For execution verification, the wrapper accepts:
- **2 images** — single-view: `[start, end]`
- **6 images** — three views: `[start_left, start_right, start_wrist, end_left, end_right, end_wrist]`
- **8 images** — four views, similarly ordered.

See [`docs/RUN_DEMO.md`](https://github.com/) in the Guardian repo for the full demo.

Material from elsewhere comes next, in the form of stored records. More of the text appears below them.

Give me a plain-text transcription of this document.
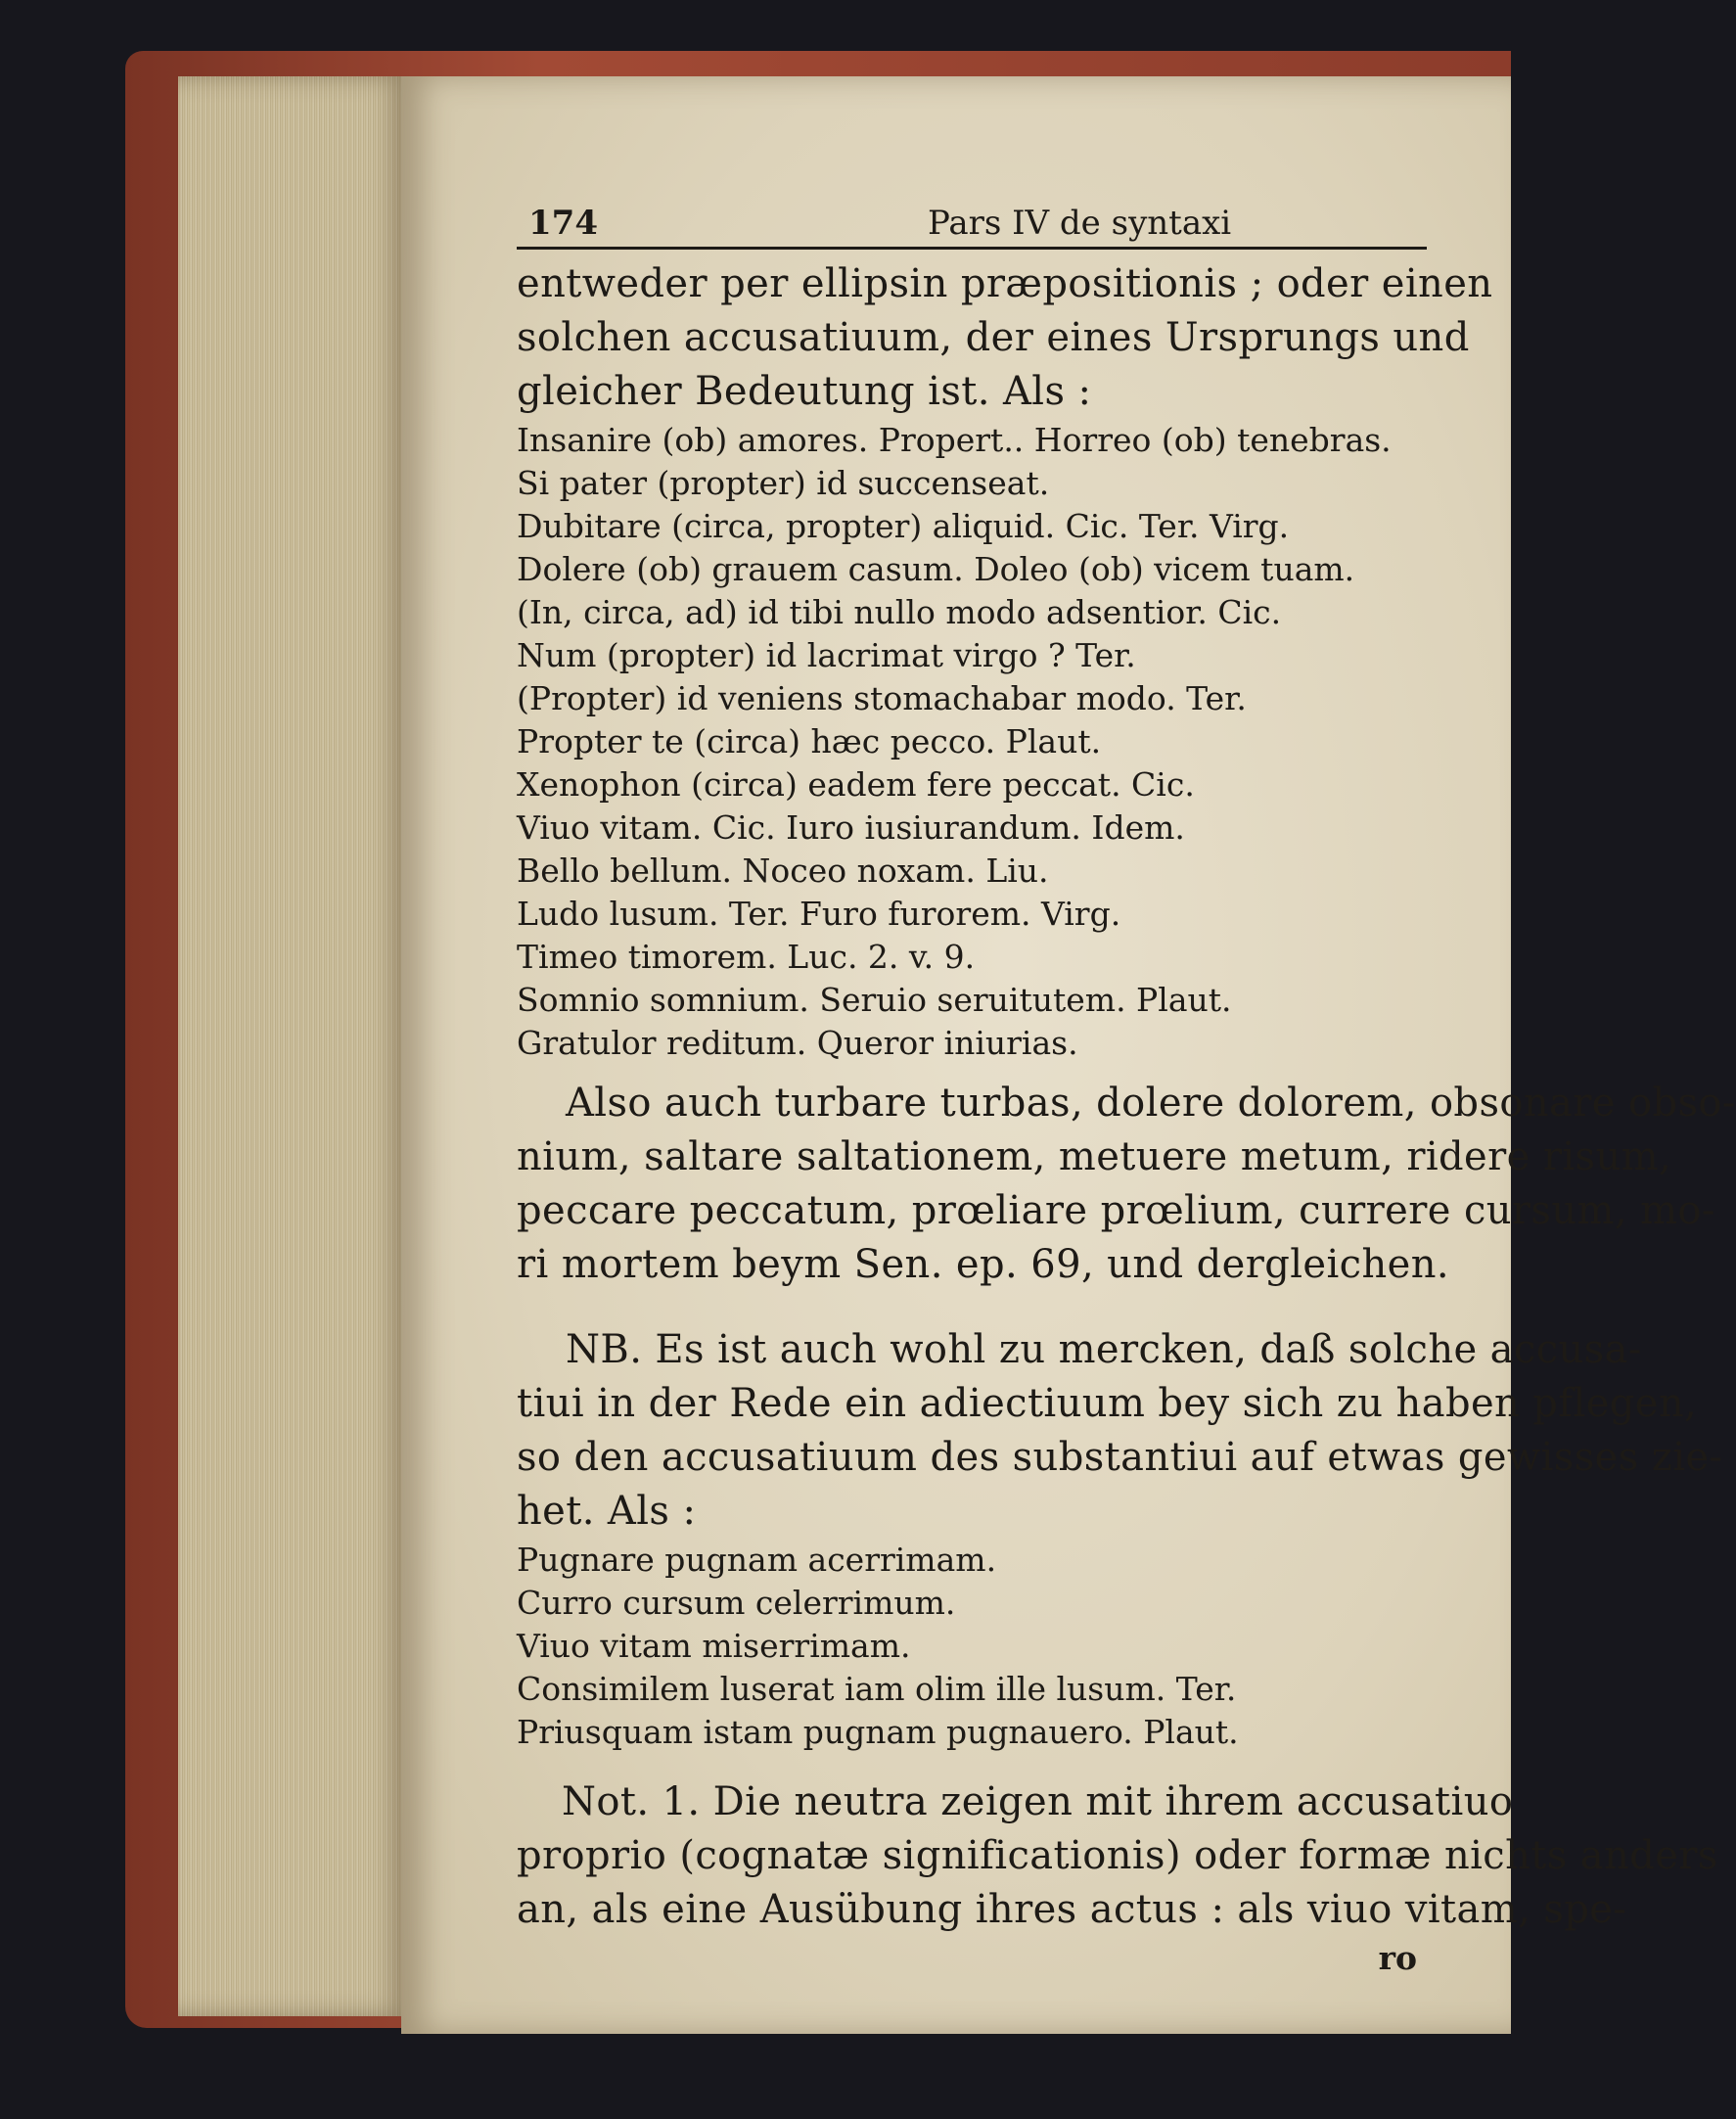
174	Pars IV de syntaxi
entweder per ellipsin præpositionis ; oder einen
solchen accusatiuum, der eines Ursprungs und
gleicher Bedeutung ist. Als :
Insanire (ob) amores. Propert.. Horreo (ob) tenebras.
Si pater (propter) id succenseat.
Dubitare (circa, propter) aliquid. Cic. Ter. Virg.
Dolere (ob) grauem casum. Doleo (ob) vicem tuam.
(In, circa, ad) id tibi nullo modo adsentior. Cic.
Num (propter) id lacrimat virgo ? Ter.
(Propter) id veniens stomachabar modo. Ter.
Propter te (circa) hæc pecco. Plaut.
Xenophon (circa) eadem fere peccat. Cic.
Viuo vitam. Cic. Iuro iusiurandum. Idem.
Bello bellum. Noceo noxam. Liu.
Ludo lusum. Ter. Furo furorem. Virg.
Timeo timorem. Luc. 2. v. 9.
Somnio somnium. Seruio seruitutem. Plaut.
Gratulor reditum. Queror iniurias.
Also auch turbare turbas, dolere dolorem, obsonare obso-
nium, saltare saltationem, metuere metum, ridere risum,
peccare peccatum, prœliare prœlium, currere cursum, mo-
ri mortem beym Sen. ep. 69, und dergleichen.
NB. Es ist auch wohl zu mercken, daß solche accusa-
tiui in der Rede ein adiectiuum bey sich zu haben pflegen,
so den accusatiuum des substantiui auf etwas gewisses zie-
het. Als :
Pugnare pugnam acerrimam.
Curro cursum celerrimum.
Viuo vitam miserrimam.
Consimilem luserat iam olim ille lusum. Ter.
Priusquam istam pugnam pugnauero. Plaut.
Not. 1. Die neutra zeigen mit ihrem accusatiuo
proprio (cognatæ significationis) oder formæ nichts anders
an, als eine Ausübung ihres actus : als viuo vitam, spe-
ro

## Downloading the checkpoint

```bash
hf download paulpacaud/guardian-vanilla \
    --local-dir ./data/failure_forge/models/guardian-vanilla
```

The codebase expects the checkpoint to live under `./data/failure_forge/models/guardian-vanilla/`.

## Evaluation

Guardian is evaluated on three real-robot OOD benchmarks bundled at [`paulpacaud/Guardian-FailCoT-OOD-datasets`](https://huggingface.co/datasets/paulpacaud/Guardian-FailCoT-OOD-datasets) — UR5-Fail, RoboFail, RoboVQA — plus the in-distribution test splits of FailCoT (RLBench-Fail / BridgeDataV2-Fail). Reproduce numbers following [`docs/Offline_VQA_Evaluation.md`](https://github.com/) in the Guardian repo.

## Intended use

Guardian is designed as a plug-and-play verification module for robotic manipulation pipelines (e.g. as the verifier in 3D-LOTUS++): at each planning step or subtask boundary, query Guardian; on a failure, trigger replanning or re-execution. Use the vanilla variant when inference latency matters more than peak accuracy.

## Citation

```bibtex
@misc{pacaud2026guardian_failcot,
  title  = {Scaling Cross-Environment Failure Reasoning Data for Vision-Language Robotic Manipulation},
  author = {Paul Pacaud and Ricardo Garcia and Shizhe Chen and Cordelia Schmid},
  year   = {2026},
  eprint = {2512.01946},
  archivePrefix = {arXiv},
  primaryClass  = {cs.RO}
}
```

If you specifically build on the earlier Guardian workshop paper:

```bibtex
@inproceedings{pacaud2025guardian,
  title     = {Guardian: Detecting Robotic Planning and Execution Errors with Vision-Language Models},
  author    = {Paul Pacaud and Ricardo Garcia Pinel and Shizhe Chen and Cordelia Schmid},
  booktitle = {Workshop on Making Sense of Data in Robotics: Composition, Curation, and Interpretability at Scale at CoRL 2025},
  year      = {2025},
  url       = {https://openreview.net/forum?id=wps46mtC9B}
}
```

## License

Released under the Apache 2.0 license, inheriting the license of the InternVL3-8B base model.